Crab is available ready picked or still in the shell and often served in sandwiches or with a salad. A long leisurely lunch spent picking crab over a glass of white wine with good company is an experience not to be missed. There are two types of crab meat; the white meat and the brown meat. The white meat from the claws and legs is most often used in sandwiches and served with salad.
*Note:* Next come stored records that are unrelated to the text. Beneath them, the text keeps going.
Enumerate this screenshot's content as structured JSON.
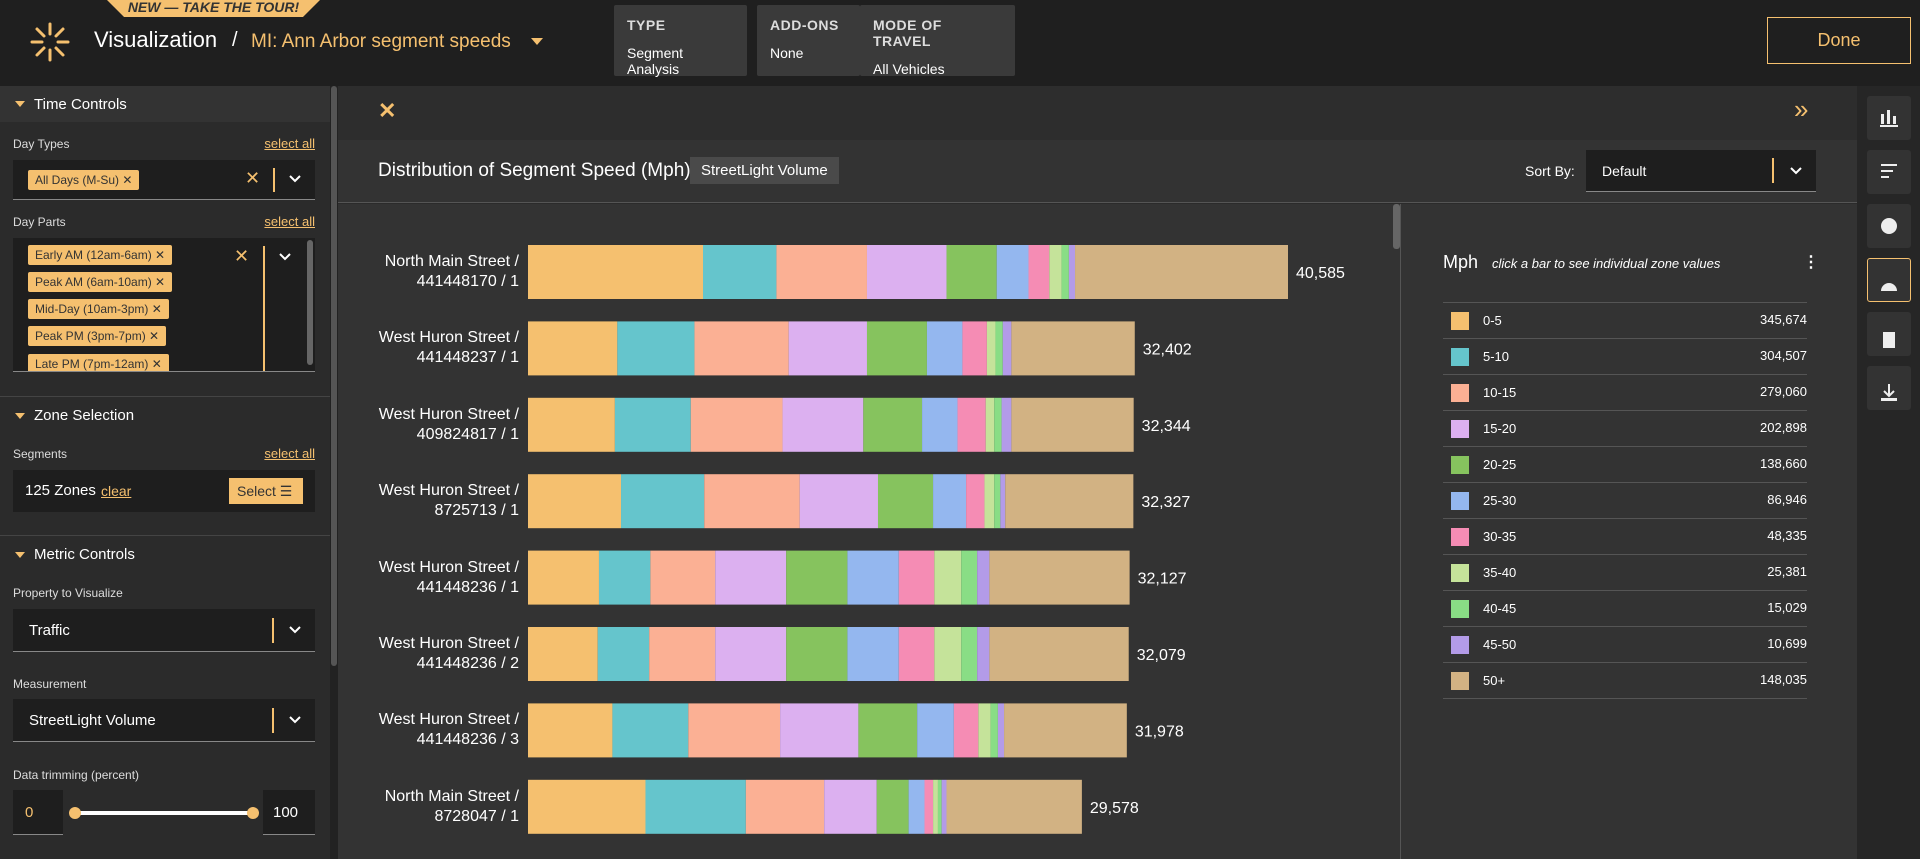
{
  "header": {
    "banner": "NEW — TAKE THE TOUR!",
    "title": "Visualization",
    "separator": "/",
    "project": "MI: Ann Arbor segment speeds",
    "done": "Done"
  },
  "settings": [
    {
      "label": "TYPE",
      "value": "Segment Analysis"
    },
    {
      "label": "ADD-ONS",
      "value": "None"
    },
    {
      "label": "MODE OF TRAVEL",
      "value": "All Vehicles"
    }
  ],
  "sidebar": {
    "time_controls": {
      "title": "Time Controls",
      "day_types_label": "Day Types",
      "select_all": "select all",
      "day_types": [
        "All Days (M-Su)"
      ],
      "day_parts_label": "Day Parts",
      "day_parts": [
        "Early AM (12am-6am)",
        "Peak AM (6am-10am)",
        "Mid-Day (10am-3pm)",
        "Peak PM (3pm-7pm)",
        "Late PM (7pm-12am)"
      ]
    },
    "zone_selection": {
      "title": "Zone Selection",
      "segments_label": "Segments",
      "select_all": "select all",
      "zones": "125 Zones",
      "clear": "clear",
      "select": "Select"
    },
    "metric_controls": {
      "title": "Metric Controls",
      "property_label": "Property to Visualize",
      "property": "Traffic",
      "measurement_label": "Measurement",
      "measurement": "StreetLight Volume",
      "trimming_label": "Data trimming (percent)",
      "trim_min": 0,
      "trim_max": 100
    }
  },
  "chart_data": {
    "type": "stacked_bar",
    "orientation": "horizontal",
    "title": "Distribution of Segment Speed (Mph)",
    "badge": "StreetLight Volume",
    "sort_label": "Sort By:",
    "sort_value": "Default",
    "legend_title": "Mph",
    "legend_hint": "click a bar to see individual zone values",
    "categories": [
      "North Main Street /\n441448170 / 1",
      "West Huron Street /\n441448237 / 1",
      "West Huron Street /\n409824817 / 1",
      "West Huron Street /\n8725713 / 1",
      "West Huron Street /\n441448236 / 1",
      "West Huron Street /\n441448236 / 2",
      "West Huron Street /\n441448236 / 3",
      "North Main Street /\n8728047 / 1"
    ],
    "totals": [
      40585,
      32402,
      32344,
      32327,
      32127,
      32079,
      31978,
      29578
    ],
    "total_labels": [
      "40,585",
      "32,402",
      "32,344",
      "32,327",
      "32,127",
      "32,079",
      "31,978",
      "29,578"
    ],
    "series": [
      {
        "name": "0-5",
        "color": "#f5c06f",
        "values": [
          9345,
          4771,
          4640,
          4967,
          3790,
          3725,
          4509,
          6274
        ],
        "total": 345674,
        "total_label": "345,674"
      },
      {
        "name": "5-10",
        "color": "#65c5cc",
        "values": [
          3921,
          4117,
          4052,
          4444,
          2745,
          2745,
          4052,
          5359
        ],
        "total": 304507,
        "total_label": "304,507"
      },
      {
        "name": "10-15",
        "color": "#fbb094",
        "values": [
          4836,
          5032,
          4901,
          5097,
          3464,
          3529,
          4901,
          4182
        ],
        "total": 279060,
        "total_label": "279,060"
      },
      {
        "name": "15-20",
        "color": "#dcb0f0",
        "values": [
          4248,
          4182,
          4313,
          4182,
          3790,
          3790,
          4182,
          2810
        ],
        "total": 202898,
        "total_label": "202,898"
      },
      {
        "name": "20-25",
        "color": "#86c35e",
        "values": [
          2679,
          3202,
          3137,
          2941,
          3268,
          3268,
          3137,
          1699
        ],
        "total": 138660,
        "total_label": "138,660"
      },
      {
        "name": "25-30",
        "color": "#94b7ef",
        "values": [
          1699,
          1895,
          1895,
          1764,
          2745,
          2745,
          1961,
          850
        ],
        "total": 86946,
        "total_label": "86,946"
      },
      {
        "name": "30-35",
        "color": "#f58cb4",
        "values": [
          1111,
          1307,
          1503,
          980,
          1895,
          1895,
          1307,
          457
        ],
        "total": 48335,
        "total_label": "48,335"
      },
      {
        "name": "35-40",
        "color": "#c5e39a",
        "values": [
          654,
          457,
          457,
          523,
          1438,
          1438,
          654,
          261
        ],
        "total": 25381,
        "total_label": "25,381"
      },
      {
        "name": "40-45",
        "color": "#89dd85",
        "values": [
          392,
          392,
          392,
          327,
          850,
          850,
          392,
          196
        ],
        "total": 15029,
        "total_label": "15,029"
      },
      {
        "name": "45-50",
        "color": "#b39be8",
        "values": [
          327,
          457,
          523,
          261,
          654,
          654,
          327,
          261
        ],
        "total": 10699,
        "total_label": "10,699"
      },
      {
        "name": "50+",
        "color": "#d2b283",
        "values": [
          11373,
          6590,
          6531,
          6841,
          7488,
          7440,
          6556,
          7229
        ],
        "total": 148035,
        "total_label": "148,035"
      }
    ]
  }
}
The richer brown meat from inside the shell can be used as Pâté and is a favourite with the locals who savour the rich flavour and texture.
We have an abundance of brown crab on the island or as we know it over here, ‘Chancre Crab’. Jersey is renowned for its fresh, locally caught seafood and our local supplier provides several of the top hotels and restaurants in Oxford and London with their fish and seafood due to it being the best quality.
Did you know the ‘chancre crab’ is such an important part of local life it even features on Guernsey coinage?
Chancre Crab Linguine - Serves 2
- 500g Linguine (dried or fresh)
- 100g white crab meat
- 1 red chilli, deseeded and finely chopped
- 3 spring onions, finely sliced
- 1 garlic, minced
- 1 grated lemon zest
- 4 overripe vine tomatoes (blitzed)
- Parsley, minced
- Maldon sea salt and freshly ground black pepper
- 1 tbsp extra-virgin olive oil
- Flat-leaf parsley, finely chopped for garnish
- Lightly sauté the garlic, chilli, flat-leaf parsley, lemon zest and spring onions in the extra-virgin olive oil for 2-3 minutes and then add the fresh tomato purée and the crab meat. Season with Maldon sea salt and freshly ground pepper.
- Add Maldon sea salt to a large pan of water and cook the pasta to guidelines on the pack.
- Add the cooked linguine to the sauce and gently stir together.